The first was that the sun was in her eyes.

The second was that when she rolled over to get away from the sun, her head swam atrociously.

The third was that she was naked, and not in her own bed.

“Oh, hell,” she muttered. She lay on a spongy mattress with her head pressed into a soft pillow. A white, fluffy comforter rested across her legs and half her torso. Next to her, the sheets were rumpled in the vague, curving shape of another human being.

She moved her head again, and her stomach roiled.

So she stopped moving and tried to piece together the final hours of the previous night. She remembered dancing with her friends at Spec, where the plexiglass bartops were lit from below in ever-changing colors. The music had been good. There had been six of them. She’d had a few drinks—

And then someone had bought a round of tequila.


The pillow muffled her voice. She could hear someone moving around outside the bedroom she’d awoken in. The ceiling above the bed was mouse-colored and flaking.

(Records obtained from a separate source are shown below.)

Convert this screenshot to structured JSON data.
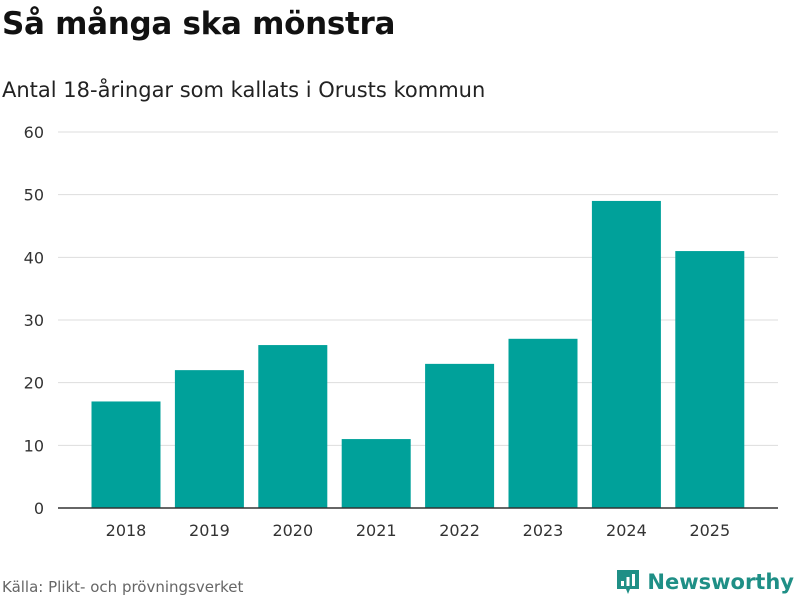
{
  "title": "Så många ska mönstra",
  "subtitle": "Antal 18-åringar som kallats i Orusts kommun",
  "source": "Källa: Plikt- och prövningsverket",
  "brand": "Newsworthy",
  "colors": {
    "bar": "#00a19a",
    "grid": "#dddddd",
    "axis": "#333333",
    "brand": "#1f8f86"
  },
  "chart_data": {
    "type": "bar",
    "title": "Så många ska mönstra",
    "subtitle": "Antal 18-åringar som kallats i Orusts kommun",
    "categories": [
      "2018",
      "2019",
      "2020",
      "2021",
      "2022",
      "2023",
      "2024",
      "2025"
    ],
    "values": [
      17,
      22,
      26,
      11,
      23,
      27,
      49,
      41
    ],
    "yticks": [
      "0",
      "10",
      "20",
      "30",
      "40",
      "50",
      "60"
    ],
    "ylim": [
      0,
      60
    ],
    "xlabel": "",
    "ylabel": "",
    "grid": true
  }
}
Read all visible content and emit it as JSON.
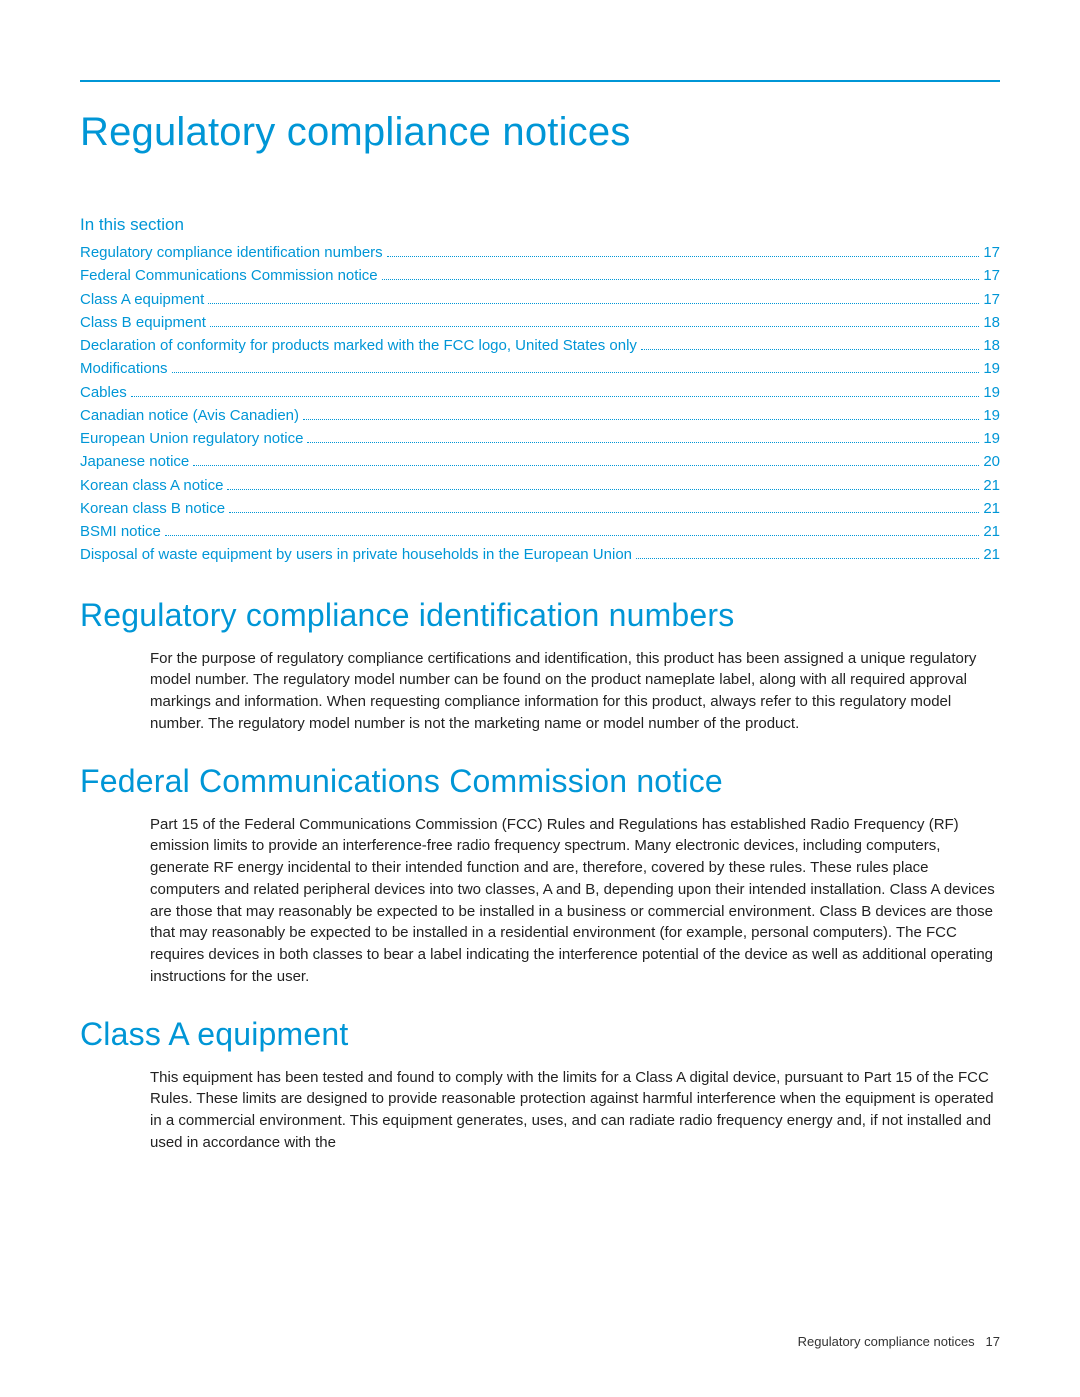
{
  "colors": {
    "accent": "#0096d6",
    "body_text": "#222222",
    "footer_text": "#333333",
    "background": "#ffffff",
    "rule": "#0096d6"
  },
  "typography": {
    "h1_size": 40,
    "h2_size": 32,
    "section_label_size": 17,
    "toc_size": 15,
    "body_size": 15,
    "footer_size": 13,
    "weight_light": 300,
    "weight_regular": 400
  },
  "page_title": "Regulatory compliance notices",
  "section_label": "In this section",
  "toc": [
    {
      "label": "Regulatory compliance identification numbers",
      "page": "17"
    },
    {
      "label": "Federal Communications Commission notice",
      "page": "17"
    },
    {
      "label": "Class A equipment",
      "page": "17"
    },
    {
      "label": "Class B equipment",
      "page": "18"
    },
    {
      "label": "Declaration of conformity for products marked with the FCC logo, United States only",
      "page": "18"
    },
    {
      "label": "Modifications",
      "page": "19"
    },
    {
      "label": "Cables",
      "page": "19"
    },
    {
      "label": "Canadian notice (Avis Canadien)",
      "page": "19"
    },
    {
      "label": "European Union regulatory notice",
      "page": "19"
    },
    {
      "label": "Japanese notice",
      "page": "20"
    },
    {
      "label": "Korean class A notice",
      "page": "21"
    },
    {
      "label": "Korean class B notice",
      "page": "21"
    },
    {
      "label": "BSMI notice",
      "page": "21"
    },
    {
      "label": "Disposal of waste equipment by users in private households in the European Union",
      "page": "21"
    }
  ],
  "sections": [
    {
      "heading": "Regulatory compliance identification numbers",
      "body": "For the purpose of regulatory compliance certifications and identification, this product has been assigned a unique regulatory model number. The regulatory model number can be found on the product nameplate label, along with all required approval markings and information. When requesting compliance information for this product, always refer to this regulatory model number. The regulatory model number is not the marketing name or model number of the product."
    },
    {
      "heading": "Federal Communications Commission notice",
      "body": "Part 15 of the Federal Communications Commission (FCC) Rules and Regulations has established Radio Frequency (RF) emission limits to provide an interference-free radio frequency spectrum. Many electronic devices, including computers, generate RF energy incidental to their intended function and are, therefore, covered by these rules. These rules place computers and related peripheral devices into two classes, A and B, depending upon their intended installation. Class A devices are those that may reasonably be expected to be installed in a business or commercial environment. Class B devices are those that may reasonably be expected to be installed in a residential environment (for example, personal computers). The FCC requires devices in both classes to bear a label indicating the interference potential of the device as well as additional operating instructions for the user."
    },
    {
      "heading": "Class A equipment",
      "body": "This equipment has been tested and found to comply with the limits for a Class A digital device, pursuant to Part 15 of the FCC Rules. These limits are designed to provide reasonable protection against harmful interference when the equipment is operated in a commercial environment. This equipment generates, uses, and can radiate radio frequency energy and, if not installed and used in accordance with the"
    }
  ],
  "footer": {
    "label": "Regulatory compliance notices",
    "page_number": "17"
  }
}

An outsize picture of Orlando, Florida, had been stuck to it with careful haphazardry.

The first round of tequila had been followed by a second, then a third, and then Melody had told her friends she was going home. They’d gone to the door of the club with her and watched as the bouncer flagged her a cab. Then they’d gone back inside, and she’d told the cabbie to take her to Gertrude’s, a few blocks away.

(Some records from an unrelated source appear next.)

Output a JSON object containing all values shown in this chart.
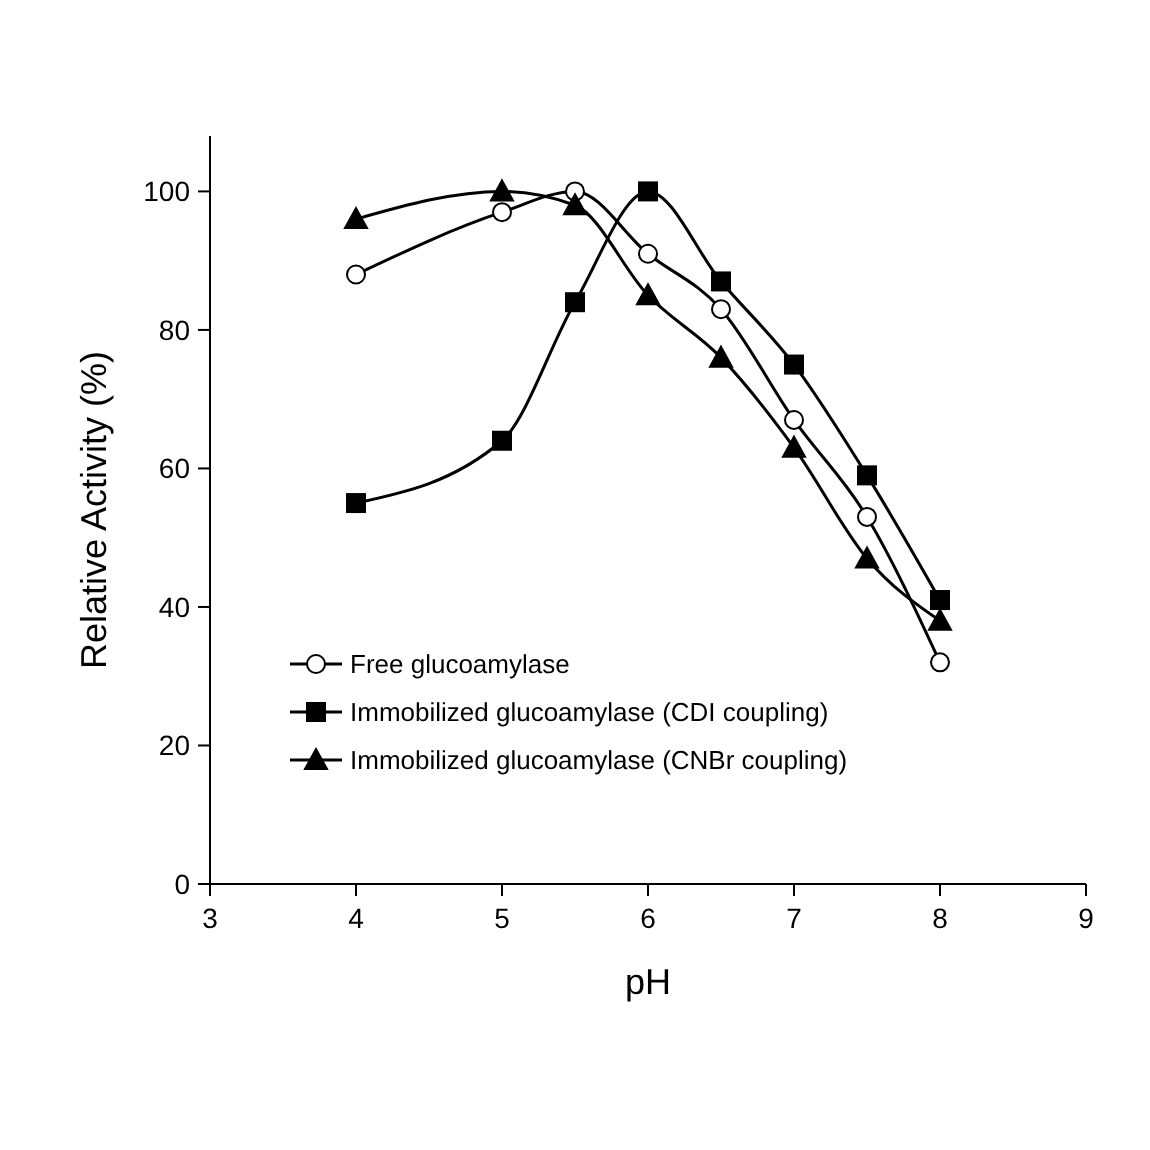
{
  "chart_data": {
    "type": "line",
    "xlabel": "pH",
    "ylabel": "Relative Activity (%)",
    "xlim": [
      3,
      9
    ],
    "xticks": [
      3,
      4,
      5,
      6,
      7,
      8,
      9
    ],
    "ylim": [
      0,
      108
    ],
    "yticks": [
      0,
      20,
      40,
      60,
      80,
      100
    ],
    "grid": false,
    "legend": "bottom left",
    "series": [
      {
        "name": "Free glucoamylase",
        "color": "#000000",
        "marker": "circle",
        "x": [
          4,
          5,
          5.5,
          6,
          6.5,
          7,
          7.5,
          8
        ],
        "values": [
          88,
          97,
          100,
          91,
          83,
          67,
          53,
          32
        ]
      },
      {
        "name": "Immobilized glucoamylase (CDI coupling)",
        "color": "#000000",
        "marker": "square",
        "x": [
          4,
          5,
          5.5,
          6,
          6.5,
          7,
          7.5,
          8
        ],
        "values": [
          55,
          64,
          84,
          100,
          87,
          75,
          59,
          41
        ]
      },
      {
        "name": "Immobilized glucoamylase (CNBr coupling)",
        "color": "#000000",
        "marker": "triangle",
        "x": [
          4,
          5,
          5.5,
          6,
          6.5,
          7,
          7.5,
          8
        ],
        "values": [
          96,
          100,
          98,
          85,
          76,
          63,
          47,
          38
        ]
      }
    ]
  }
}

There was never a line at Gertrude’s. Melody had walked straight in and bought herself another shot of tequila.

That was all she remembered.

Carefully, she rolled over and looked out the window. She was seven or eight floors up, at least. Directly across a small alley, she could see a brick building with an old, wrought-iron fire escape zigzagging up it. A black cat perched on the bars of the escape, licking its paws and staring at her.

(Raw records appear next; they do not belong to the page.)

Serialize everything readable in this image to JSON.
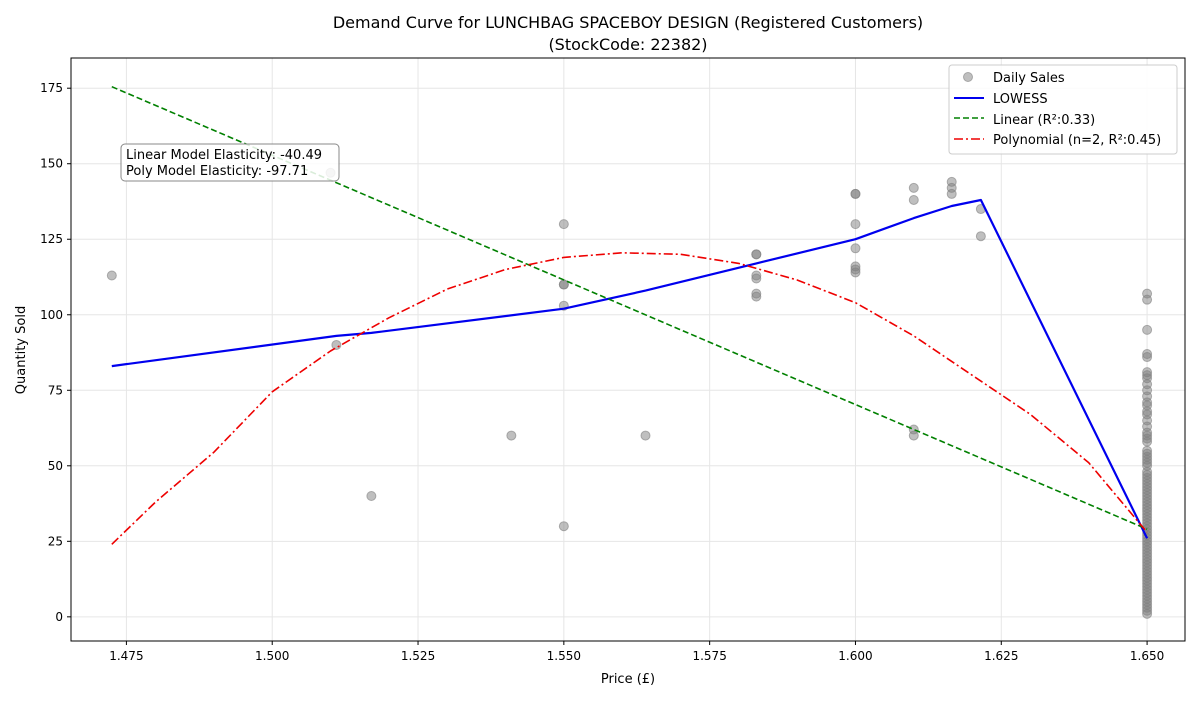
{
  "chart_data": {
    "type": "scatter",
    "title": "Demand Curve for LUNCHBAG SPACEBOY DESIGN  (Registered Customers)",
    "subtitle": "(StockCode: 22382)",
    "xlabel": "Price (£)",
    "ylabel": "Quantity Sold",
    "xlim": [
      1.4655,
      1.6565
    ],
    "ylim": [
      -8,
      185
    ],
    "grid": true,
    "x_ticks": [
      1.475,
      1.5,
      1.525,
      1.55,
      1.575,
      1.6,
      1.625,
      1.65
    ],
    "x_tick_labels": [
      "1.475",
      "1.500",
      "1.525",
      "1.550",
      "1.575",
      "1.600",
      "1.625",
      "1.650"
    ],
    "y_ticks": [
      0,
      25,
      50,
      75,
      100,
      125,
      150,
      175
    ],
    "y_tick_labels": [
      "0",
      "25",
      "50",
      "75",
      "100",
      "125",
      "150",
      "175"
    ],
    "legend_position": "top-right",
    "annotation": {
      "line1": "Linear Model Elasticity: -40.49",
      "line2": "Poly Model Elasticity: -97.71",
      "position": "upper-left"
    },
    "series": [
      {
        "name": "Daily Sales",
        "kind": "scatter",
        "color": "#808080",
        "points": [
          [
            1.4725,
            113
          ],
          [
            1.51,
            147
          ],
          [
            1.511,
            90
          ],
          [
            1.517,
            40
          ],
          [
            1.541,
            60
          ],
          [
            1.55,
            130
          ],
          [
            1.55,
            110
          ],
          [
            1.55,
            110
          ],
          [
            1.55,
            103
          ],
          [
            1.55,
            30
          ],
          [
            1.564,
            60
          ],
          [
            1.583,
            120
          ],
          [
            1.583,
            120
          ],
          [
            1.583,
            113
          ],
          [
            1.583,
            112
          ],
          [
            1.583,
            107
          ],
          [
            1.583,
            106
          ],
          [
            1.6,
            140
          ],
          [
            1.6,
            140
          ],
          [
            1.6,
            130
          ],
          [
            1.6,
            122
          ],
          [
            1.6,
            116
          ],
          [
            1.6,
            115
          ],
          [
            1.6,
            114
          ],
          [
            1.61,
            142
          ],
          [
            1.61,
            138
          ],
          [
            1.61,
            62
          ],
          [
            1.61,
            60
          ],
          [
            1.6165,
            144
          ],
          [
            1.6165,
            142
          ],
          [
            1.6165,
            140
          ],
          [
            1.6215,
            135
          ],
          [
            1.6215,
            126
          ],
          [
            1.65,
            107
          ],
          [
            1.65,
            105
          ],
          [
            1.65,
            95
          ],
          [
            1.65,
            87
          ],
          [
            1.65,
            86
          ],
          [
            1.65,
            81
          ],
          [
            1.65,
            80
          ],
          [
            1.65,
            79
          ],
          [
            1.65,
            77
          ],
          [
            1.65,
            75
          ],
          [
            1.65,
            73
          ],
          [
            1.65,
            71
          ],
          [
            1.65,
            70
          ],
          [
            1.65,
            68
          ],
          [
            1.65,
            67
          ],
          [
            1.65,
            65
          ],
          [
            1.65,
            63
          ],
          [
            1.65,
            61
          ],
          [
            1.65,
            60
          ],
          [
            1.65,
            59
          ],
          [
            1.65,
            58
          ],
          [
            1.65,
            55
          ],
          [
            1.65,
            54
          ],
          [
            1.65,
            53
          ],
          [
            1.65,
            52
          ],
          [
            1.65,
            51
          ],
          [
            1.65,
            50
          ],
          [
            1.65,
            48
          ],
          [
            1.65,
            47
          ],
          [
            1.65,
            46
          ],
          [
            1.65,
            45
          ],
          [
            1.65,
            44
          ],
          [
            1.65,
            43
          ],
          [
            1.65,
            42
          ],
          [
            1.65,
            41
          ],
          [
            1.65,
            40
          ],
          [
            1.65,
            39
          ],
          [
            1.65,
            38
          ],
          [
            1.65,
            37
          ],
          [
            1.65,
            36
          ],
          [
            1.65,
            35
          ],
          [
            1.65,
            34
          ],
          [
            1.65,
            33
          ],
          [
            1.65,
            32
          ],
          [
            1.65,
            31
          ],
          [
            1.65,
            30
          ],
          [
            1.65,
            29
          ],
          [
            1.65,
            28
          ],
          [
            1.65,
            27
          ],
          [
            1.65,
            26
          ],
          [
            1.65,
            25
          ],
          [
            1.65,
            24
          ],
          [
            1.65,
            23
          ],
          [
            1.65,
            22
          ],
          [
            1.65,
            21
          ],
          [
            1.65,
            20
          ],
          [
            1.65,
            19
          ],
          [
            1.65,
            18
          ],
          [
            1.65,
            17
          ],
          [
            1.65,
            16
          ],
          [
            1.65,
            15
          ],
          [
            1.65,
            14
          ],
          [
            1.65,
            13
          ],
          [
            1.65,
            12
          ],
          [
            1.65,
            11
          ],
          [
            1.65,
            10
          ],
          [
            1.65,
            9
          ],
          [
            1.65,
            8
          ],
          [
            1.65,
            7
          ],
          [
            1.65,
            6
          ],
          [
            1.65,
            5
          ],
          [
            1.65,
            4
          ],
          [
            1.65,
            3
          ],
          [
            1.65,
            2
          ],
          [
            1.65,
            1
          ]
        ]
      },
      {
        "name": "LOWESS",
        "kind": "line",
        "color": "#0000ee",
        "dash": "solid",
        "points": [
          [
            1.4725,
            83
          ],
          [
            1.511,
            93
          ],
          [
            1.517,
            94
          ],
          [
            1.55,
            102
          ],
          [
            1.564,
            108
          ],
          [
            1.583,
            117
          ],
          [
            1.6,
            125
          ],
          [
            1.61,
            132
          ],
          [
            1.6165,
            136
          ],
          [
            1.6215,
            138
          ],
          [
            1.65,
            26
          ]
        ]
      },
      {
        "name": "Linear (R²:0.33)",
        "kind": "line",
        "color": "#008000",
        "dash": "dashed",
        "points": [
          [
            1.4725,
            175.5
          ],
          [
            1.65,
            29
          ]
        ]
      },
      {
        "name": "Polynomial (n=2, R²:0.45)",
        "kind": "line",
        "color": "#ee0000",
        "dash": "dashdot",
        "points": [
          [
            1.4725,
            24
          ],
          [
            1.48,
            38
          ],
          [
            1.49,
            54.5
          ],
          [
            1.5,
            74.5
          ],
          [
            1.51,
            88
          ],
          [
            1.52,
            99
          ],
          [
            1.53,
            108.5
          ],
          [
            1.54,
            115
          ],
          [
            1.55,
            119
          ],
          [
            1.56,
            120.5
          ],
          [
            1.57,
            120
          ],
          [
            1.58,
            117
          ],
          [
            1.59,
            111.5
          ],
          [
            1.6,
            104
          ],
          [
            1.61,
            93
          ],
          [
            1.62,
            80
          ],
          [
            1.63,
            67
          ],
          [
            1.64,
            51
          ],
          [
            1.65,
            28
          ]
        ]
      }
    ]
  }
}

Her calves felt rock hard. So did her ass. Both problems, she assumed, had come from spending too many hours in high heels.

A pint glass full of water sat on the floor near the bed, and she reached for it and drank as much as she thought was prudent, given the state of her stomach. Her mouth tasted like an old sock.

The bed sagged as someone sat on it. A small, soft hand caressed Melody’s back.

“You okay?” someone asked, and Melody rolled over and blinked through the morning light at a round, soft face wreathed in blonde hair.

Christ, she can’t be more than twenty. What the hell is wrong with me?

Melody nodded and swished a little water around her mouth before swallowing.

“Yeah,” she muttered. “I guess.”

“You want some breakfast? I could fry some eggs.”

I want to get the hell out of here, Melody thought.

She shook her head.

“No thanks. What time is it?”

The blonde girl looked toward a cluttered desk in the corner of the room. “A little after nine-thirty.”

“Shit. I’ve gotta get going.”

That was a lie. Melody didn’t have anywhere to be other than her own bed, in her own apartment, where she should’ve been for about seven hours already.